Мария Степанова. Памяти памяти.
Романс. – Новое издательство,
2017. – 408 с.
Надо признать, в ряду прочих номинантов премии «Большая книга» этого года фигура Марии Степановой стоит несколько особняком. Она отличается от других соискателей тем, что в адрес её сочинения уже сказано столько комплиментов, что вопрос о присуждении награды представляется заранее решённым. Если заглянуть в интернет, то легко убедиться, что сетевое пространство буквально кишит ссылками на это имя и название. Разумеется, большинство отзывов совершенно и даже демонстративно комплиментарны. А если порой и звучит критика (например, текст, подписанный Флегматичным циником), то она вялая, беззубая и в итоге тоже выглядит как комплимент.
В этих условиях моя попытка выразить своё мнение представляется бессмысленной затеей. И всё-таки позволю сказать несколько слов. Не в смысле даже предъявления претензий, а в попытке разобраться в причинах внезапно вспыхнувшей популярности.
Мне кажется, Мария Степанова сумела поймать волну ожиданий той части читающей публики, которую можно связать с либеральной идеологией. Основными чертами этой модели мировидения можно назвать приглушённую неприязнь к советскому прошлому, сконцентрированность на узко семейном или, скажем так, местечковом существовании, безразличие к судьбам тех людей, которые не входят в близкий круг общения. В этом плане можно обнаружить здесь генетическую связь с романом Людмилы Улицкой «Лестница Якова». Правда, там угол зрения ещё более узок.

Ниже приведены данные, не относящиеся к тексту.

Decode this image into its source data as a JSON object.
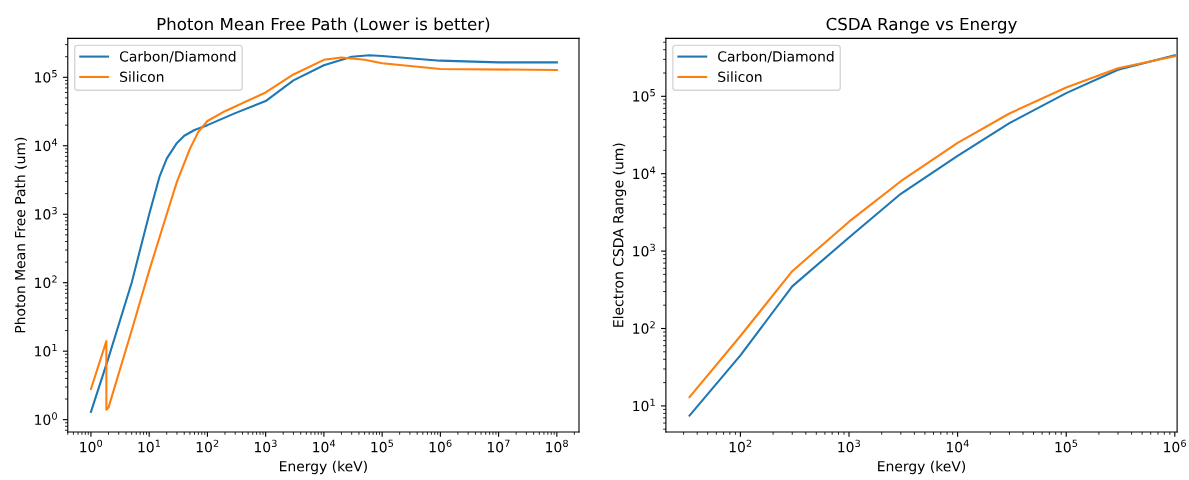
{
  "chart_data": [
    {
      "type": "line",
      "title": "Photon Mean Free Path (Lower is better)",
      "xlabel": "Energy (keV)",
      "ylabel": "Photon Mean Free Path (um)",
      "log": "xy",
      "grid": false,
      "legend": "top left",
      "xlim": [
        0.4,
        240000000.0
      ],
      "ylim": [
        0.66,
        370000.0
      ],
      "xticks": [
        {
          "value": 1,
          "label": "10$^{0}$"
        },
        {
          "value": 10,
          "label": "10$^{1}$"
        },
        {
          "value": 100,
          "label": "10$^{2}$"
        },
        {
          "value": 1000,
          "label": "10$^{3}$"
        },
        {
          "value": 10000,
          "label": "10$^{4}$"
        },
        {
          "value": 100000,
          "label": "10$^{5}$"
        },
        {
          "value": 1000000,
          "label": "10$^{6}$"
        },
        {
          "value": 10000000,
          "label": "10$^{7}$"
        },
        {
          "value": 100000000,
          "label": "10$^{8}$"
        }
      ],
      "yticks": [
        {
          "value": 1,
          "label": "10$^{0}$"
        },
        {
          "value": 10,
          "label": "10$^{1}$"
        },
        {
          "value": 100,
          "label": "10$^{2}$"
        },
        {
          "value": 1000,
          "label": "10$^{3}$"
        },
        {
          "value": 10000,
          "label": "10$^{4}$"
        },
        {
          "value": 100000,
          "label": "10$^{5}$"
        }
      ],
      "series": [
        {
          "name": "Carbon/Diamond",
          "color": "#1f77b4",
          "x": [
            1,
            2,
            5,
            10,
            15,
            20,
            30,
            40,
            60,
            100,
            300,
            1000,
            3000,
            10000,
            30000,
            60000,
            100000,
            1000000,
            10000000,
            100000000
          ],
          "values": [
            1.3,
            8,
            100,
            1000,
            3500,
            6500,
            11000,
            14000,
            17000,
            20000,
            30000,
            45000,
            90000,
            150000,
            200000,
            210000,
            205000,
            175000,
            165000,
            165000
          ]
        },
        {
          "name": "Silicon",
          "color": "#ff7f0e",
          "x": [
            1,
            1.84,
            1.84,
            2,
            5,
            10,
            20,
            30,
            50,
            70,
            100,
            200,
            1000,
            3000,
            10000,
            20000,
            50000,
            100000,
            1000000,
            100000000
          ],
          "values": [
            2.8,
            14,
            1.4,
            1.5,
            20,
            150,
            1000,
            3000,
            9000,
            16000,
            23000,
            32000,
            60000,
            110000,
            180000,
            195000,
            180000,
            160000,
            132000,
            128000
          ]
        }
      ]
    },
    {
      "type": "line",
      "title": "CSDA Range vs Energy",
      "xlabel": "Energy (keV)",
      "ylabel": "Electron CSDA Range (um)",
      "log": "xy",
      "grid": false,
      "legend": "top left",
      "xlim": [
        20.6,
        1050000.0
      ],
      "ylim": [
        4.6,
        560000.0
      ],
      "xticks": [
        {
          "value": 100,
          "label": "10$^{2}$"
        },
        {
          "value": 1000,
          "label": "10$^{3}$"
        },
        {
          "value": 10000,
          "label": "10$^{4}$"
        },
        {
          "value": 100000,
          "label": "10$^{5}$"
        },
        {
          "value": 1000000,
          "label": "10$^{6}$"
        }
      ],
      "yticks": [
        {
          "value": 10,
          "label": "10$^{1}$"
        },
        {
          "value": 100,
          "label": "10$^{2}$"
        },
        {
          "value": 1000,
          "label": "10$^{3}$"
        },
        {
          "value": 10000,
          "label": "10$^{4}$"
        },
        {
          "value": 100000,
          "label": "10$^{5}$"
        }
      ],
      "series": [
        {
          "name": "Carbon/Diamond",
          "color": "#1f77b4",
          "x": [
            34,
            100,
            300,
            1000,
            3000,
            10000,
            30000,
            100000,
            300000,
            1000000
          ],
          "values": [
            7.5,
            45,
            350,
            1500,
            5500,
            17000,
            45000,
            110000,
            220000,
            340000
          ]
        },
        {
          "name": "Silicon",
          "color": "#ff7f0e",
          "x": [
            34,
            100,
            300,
            1000,
            3000,
            10000,
            30000,
            100000,
            300000,
            1000000
          ],
          "values": [
            13,
            80,
            550,
            2400,
            8000,
            25000,
            60000,
            130000,
            230000,
            330000
          ]
        }
      ]
    }
  ]
}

Читательское впечатление начинает складываться с самых внешних элементов книги. Говорю о своём сугубо личном восприятии и знаю, что многие со мной не согласятся.
Взять название. На мой вкус оно звучит несколько претенциозно и даже вызывающе. Память – слишком важная и ответственная материя, чтобы подходить к ней с инструментарием каламбура. Это всё равно, что шутить на тему холокоста.
Далее – оформление. Бескрылый фарфоровый ангелочек производит скорее отталкивающее, нежели притягательное впечатление. Лично у меня он вызывает ассоциацию с куклой, которую сажают на капот свадебного лимузина. Да, этот образ возникает на страницах книги и призван раскрыть тему разбитых детских чаяний. Но такое решение визуализировать литературную метафору кажется лобовым и прямолинейным.
Теперь что касается жанра. Выбор автора – романс – звучит довольно манерно, а главное – не соответствует сути дела. Перед нами, собственно, семейный альбом, что, кстати, отмечается во многих отзывах на книгу.
Представьте себе, что вы пришли в гости, а хозяйка не успела закончить сервировку стола, и вот вас усаживают на диван и дают от скуки на время ожидания полистать увесистый фолиант, заполненный старыми фотографиями, открытками, надписями и прочими артефактами. Вы с интересом знакомитесь с этой субъективной эпопеей – частной историей семьи, предполагая, что минут через двадцать вас позовут за стол. Но вместо этого хозяева вдруг одеваются и уходят из дому, на неопределённое время (может, и на несколько суток) оставляя вас наедине с родовой памятью. Вероятнее всего, вы почувствуете себя неуютно.
Марсель Пруст развернул личное памятование на пространстве семи томов. Но, положа руку на сердце, скажу, что не встречал человека, прочитавшего «В поисках утраченного времени» от корки до корки. А вот «Войну и мiръ» (именно так автор призывал понимать свою эпопею) прочитали миллионы. Во-первых, Толстому удалось сердечно связать читателя с судьбами Николая Ростова, князя Андрея, графа Пьера, фельдмаршала Кутузова, Платона Каратаева, и те стали для нас родными людьми, так как не закрыты в скорлупе семейного мирка. Даже Васька Денисов, Анна Павловна Шерер, масон Баздеев или бретёр Долохов воспринимаются нашими близкими знакомыми. А главное – русскому гению удалось поместить своих героев в контекст общегосударственной судьбы. Вот почему, как сказал один покойный поэт, человек, прочитавший этот роман, становится другим.
Вот и всё, что хотелось бы сказать, а так-то что ж. Книга написана плотно, фактурно, детализировано. Жизнь, представленная в ней, узнаваема и реалистична. С точки зрения психологии комар носа не подточит. С русским языком тоже полный порядок, но только трудно отделаться от впечатления, что перед нами не русская, а русскоязычная проза. Что, кстати, отмечают авторы многих отзывов на произведение Марии Степановой «Памяти памяти».